A veces resulta paradójico, pero existen momentos en que solo perdiendo podemos alcanzar aquello que realmente soñamos. Lo más curioso de todo es que ganar puede implicar buscar de forma consciente la derrota.
Había una cazadora que se llamaba Atalanta, que dedicó su vida a una diosa del bosque. Se decía que su puntería y firmeza eran inigualables. Lo que más la definía era su libertad: tan fuerte que podría considerarse una figura mítica del empoderamiento femenino.
Su padre, que solo deseaba herederos varones, menospreció su llegada y la abandonó en la soledad de la montaña. Afortunadamente, una osa salvaje apareció y la amamantó, acogiendo a esa niña como propio. Más tarde, unos cazadores la hallaron y la criaron como compañera suya.
Con el paso del tiempo, esa niña salvaje creció en fuerza, agilidad y belleza. Decidió entregarse por completo a su protectora divina. Se prometió a sí misma no casarse, juró mantenerse intacta y vivir apartada entre los árboles, cazando y respirando la independencia que siempre deseó.

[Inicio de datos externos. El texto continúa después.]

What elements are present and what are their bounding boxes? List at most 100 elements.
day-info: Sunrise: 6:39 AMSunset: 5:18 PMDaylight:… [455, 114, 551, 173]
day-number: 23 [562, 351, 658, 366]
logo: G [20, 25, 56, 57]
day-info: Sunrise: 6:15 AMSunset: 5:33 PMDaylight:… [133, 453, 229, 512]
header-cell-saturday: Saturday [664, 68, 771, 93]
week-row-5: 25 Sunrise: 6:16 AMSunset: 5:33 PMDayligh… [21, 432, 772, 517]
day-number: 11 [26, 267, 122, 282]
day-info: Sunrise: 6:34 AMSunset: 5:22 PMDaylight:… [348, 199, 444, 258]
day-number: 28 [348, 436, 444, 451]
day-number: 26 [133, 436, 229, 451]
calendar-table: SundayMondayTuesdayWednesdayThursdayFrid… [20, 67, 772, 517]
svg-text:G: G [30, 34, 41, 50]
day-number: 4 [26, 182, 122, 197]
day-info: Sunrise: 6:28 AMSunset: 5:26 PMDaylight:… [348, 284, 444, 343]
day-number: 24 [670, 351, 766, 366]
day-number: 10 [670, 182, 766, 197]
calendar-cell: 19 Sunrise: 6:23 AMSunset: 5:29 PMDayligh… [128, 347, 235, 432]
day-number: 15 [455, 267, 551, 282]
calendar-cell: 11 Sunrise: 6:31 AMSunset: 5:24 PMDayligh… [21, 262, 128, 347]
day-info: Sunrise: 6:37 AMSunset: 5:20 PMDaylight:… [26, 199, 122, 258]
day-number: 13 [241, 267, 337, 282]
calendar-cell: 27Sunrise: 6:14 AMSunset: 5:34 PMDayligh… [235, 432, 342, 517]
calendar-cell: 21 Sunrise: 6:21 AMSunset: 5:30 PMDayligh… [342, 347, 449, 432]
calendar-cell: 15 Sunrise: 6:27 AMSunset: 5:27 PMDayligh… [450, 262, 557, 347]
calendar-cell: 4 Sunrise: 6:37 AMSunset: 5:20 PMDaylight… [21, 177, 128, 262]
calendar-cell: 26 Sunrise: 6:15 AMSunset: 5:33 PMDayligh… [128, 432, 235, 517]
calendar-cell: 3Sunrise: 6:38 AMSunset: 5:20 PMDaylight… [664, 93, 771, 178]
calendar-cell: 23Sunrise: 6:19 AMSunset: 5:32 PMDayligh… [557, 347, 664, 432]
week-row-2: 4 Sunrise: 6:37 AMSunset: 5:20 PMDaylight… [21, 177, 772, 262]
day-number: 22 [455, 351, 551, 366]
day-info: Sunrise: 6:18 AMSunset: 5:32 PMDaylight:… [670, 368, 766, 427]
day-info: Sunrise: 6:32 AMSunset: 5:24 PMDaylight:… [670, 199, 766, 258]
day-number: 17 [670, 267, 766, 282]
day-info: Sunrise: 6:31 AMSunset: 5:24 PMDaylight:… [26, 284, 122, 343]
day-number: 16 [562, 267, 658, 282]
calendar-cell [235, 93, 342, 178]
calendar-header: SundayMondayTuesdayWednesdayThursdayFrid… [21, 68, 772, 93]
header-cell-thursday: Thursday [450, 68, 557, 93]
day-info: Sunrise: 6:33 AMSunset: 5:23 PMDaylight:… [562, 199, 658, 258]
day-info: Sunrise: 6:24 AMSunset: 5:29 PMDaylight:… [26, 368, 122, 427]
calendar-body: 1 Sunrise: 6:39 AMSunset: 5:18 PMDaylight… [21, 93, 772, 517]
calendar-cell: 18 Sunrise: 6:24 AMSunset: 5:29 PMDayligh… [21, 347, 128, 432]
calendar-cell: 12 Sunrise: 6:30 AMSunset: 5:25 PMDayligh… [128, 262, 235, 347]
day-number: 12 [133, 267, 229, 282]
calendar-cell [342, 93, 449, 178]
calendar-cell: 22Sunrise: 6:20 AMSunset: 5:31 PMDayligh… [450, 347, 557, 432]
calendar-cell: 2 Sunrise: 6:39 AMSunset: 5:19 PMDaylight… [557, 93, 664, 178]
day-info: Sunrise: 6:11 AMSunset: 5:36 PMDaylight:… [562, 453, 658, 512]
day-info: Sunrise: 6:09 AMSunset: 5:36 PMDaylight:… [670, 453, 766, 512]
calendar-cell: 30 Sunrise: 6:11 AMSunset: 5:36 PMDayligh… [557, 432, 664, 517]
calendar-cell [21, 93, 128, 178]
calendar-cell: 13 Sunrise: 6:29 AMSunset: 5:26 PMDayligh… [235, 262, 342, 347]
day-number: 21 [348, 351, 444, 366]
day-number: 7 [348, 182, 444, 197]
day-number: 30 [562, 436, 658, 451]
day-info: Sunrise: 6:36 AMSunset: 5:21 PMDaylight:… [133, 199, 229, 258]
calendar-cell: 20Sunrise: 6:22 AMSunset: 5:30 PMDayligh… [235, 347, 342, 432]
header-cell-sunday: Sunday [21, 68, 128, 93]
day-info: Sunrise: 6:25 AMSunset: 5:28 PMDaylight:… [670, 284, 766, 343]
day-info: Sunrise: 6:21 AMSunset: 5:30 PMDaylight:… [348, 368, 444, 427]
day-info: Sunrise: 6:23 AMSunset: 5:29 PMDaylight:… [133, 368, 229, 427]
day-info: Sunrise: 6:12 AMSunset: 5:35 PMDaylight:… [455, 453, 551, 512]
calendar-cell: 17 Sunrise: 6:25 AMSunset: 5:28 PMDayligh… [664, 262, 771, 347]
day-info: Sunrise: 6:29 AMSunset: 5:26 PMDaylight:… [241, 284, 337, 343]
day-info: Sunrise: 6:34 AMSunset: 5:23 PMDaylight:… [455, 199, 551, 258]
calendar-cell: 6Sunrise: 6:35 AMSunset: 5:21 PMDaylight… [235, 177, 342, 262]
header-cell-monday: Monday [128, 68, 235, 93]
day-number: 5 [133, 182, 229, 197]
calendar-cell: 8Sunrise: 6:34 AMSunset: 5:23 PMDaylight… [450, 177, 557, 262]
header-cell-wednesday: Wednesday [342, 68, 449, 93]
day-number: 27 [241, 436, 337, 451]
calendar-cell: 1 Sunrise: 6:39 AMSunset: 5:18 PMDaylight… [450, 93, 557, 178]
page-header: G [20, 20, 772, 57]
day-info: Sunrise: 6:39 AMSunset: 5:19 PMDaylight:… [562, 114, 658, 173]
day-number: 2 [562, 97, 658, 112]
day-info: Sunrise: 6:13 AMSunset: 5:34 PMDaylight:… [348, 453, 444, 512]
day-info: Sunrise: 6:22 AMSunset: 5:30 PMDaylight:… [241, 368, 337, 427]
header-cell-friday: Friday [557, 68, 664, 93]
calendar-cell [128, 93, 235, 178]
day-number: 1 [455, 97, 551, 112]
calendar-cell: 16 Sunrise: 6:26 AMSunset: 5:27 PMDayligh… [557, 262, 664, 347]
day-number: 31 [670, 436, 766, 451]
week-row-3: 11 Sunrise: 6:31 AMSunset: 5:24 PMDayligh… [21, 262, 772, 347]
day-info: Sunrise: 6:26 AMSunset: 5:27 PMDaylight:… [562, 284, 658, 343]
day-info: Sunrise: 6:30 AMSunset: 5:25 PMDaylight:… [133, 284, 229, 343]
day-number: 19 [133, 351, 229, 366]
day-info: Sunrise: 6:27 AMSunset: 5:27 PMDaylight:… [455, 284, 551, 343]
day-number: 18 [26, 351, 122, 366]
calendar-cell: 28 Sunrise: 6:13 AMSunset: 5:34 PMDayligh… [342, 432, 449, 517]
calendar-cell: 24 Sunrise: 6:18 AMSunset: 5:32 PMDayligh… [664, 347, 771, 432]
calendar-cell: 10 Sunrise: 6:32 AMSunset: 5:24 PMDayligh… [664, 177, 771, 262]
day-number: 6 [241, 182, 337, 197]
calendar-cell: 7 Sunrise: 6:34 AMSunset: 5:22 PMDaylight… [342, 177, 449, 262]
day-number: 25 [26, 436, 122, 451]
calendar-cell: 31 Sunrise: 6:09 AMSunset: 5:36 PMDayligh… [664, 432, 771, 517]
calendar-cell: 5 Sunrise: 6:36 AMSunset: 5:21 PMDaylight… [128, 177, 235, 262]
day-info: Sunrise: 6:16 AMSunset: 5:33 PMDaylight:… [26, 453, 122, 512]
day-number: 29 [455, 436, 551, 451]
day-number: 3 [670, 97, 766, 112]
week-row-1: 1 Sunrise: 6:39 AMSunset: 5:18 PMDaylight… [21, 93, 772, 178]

Sus hazañas corrieron por toda la tierra: enfrentó criaturas terribles, jabalíes gigantes y bestias de dos cabezas que aterrorizaban los bosques. Sin embargo, su gesta más famosa comenzó con una primera derrota.
Exasperada por los numerosos viajeros que buscaban su mano —a quienes eliminaba sin piedad con sus flechas— dictó una prueba: aquel que la alcanzara en una carrera podría casarse con ella; si no lo lograba, estaría muerto. Nadie le fue rival: su velocidad era tal que otorgaba distancias de ventaja y aun así siempre cruzaba la meta antes.
Hasta que llegó un joven audaz, Hipómenes, decidido a conquistarla de un modo diferente. En su mente ideó una estrategia: rogó a la diosa del amor que le obsequiara tres esferas doradas. Esa diosa, enemiga de quien rechaza el amor, accedió gustosa.
El día de la carrera llegó y Atalanta, al no reconocer aquella presencia especial entre los aspirantes, se negó a darle ventaja. Avanzaban codo a codo cuando, inesperadamente, el joven dejó caer una esfera de oro. Ella se detuvo, fascinada, corrió a tomarla. Luego cayó otra, y otra más. Detenciones que parecían insignificantes la hicieron perder.
Así lo había planeado desde un principio: perder la carrera para obtener lo que buscaba. Días después, ese joven y ella sellaron su destino en un lugar sagrado, cumpliendo el acuerdo sellado por sus propias reglas.
Para entender este mito, basta con dar por sentado que esas decisiones fueron conscientes. Sería extraño imaginar a una guerrera solitaria, entrenada para enfrentar bestias, sucumbiendo de pronto ante simples sugerencias doradas. Pero la clave está en el orgullo interno: aquel que se resiste, sabe también fingir su resistencia. Quizá ella ya lo había amado antes de escuchar su nombre, quizás fue en sus ojos donde notó que ganar exigía perder.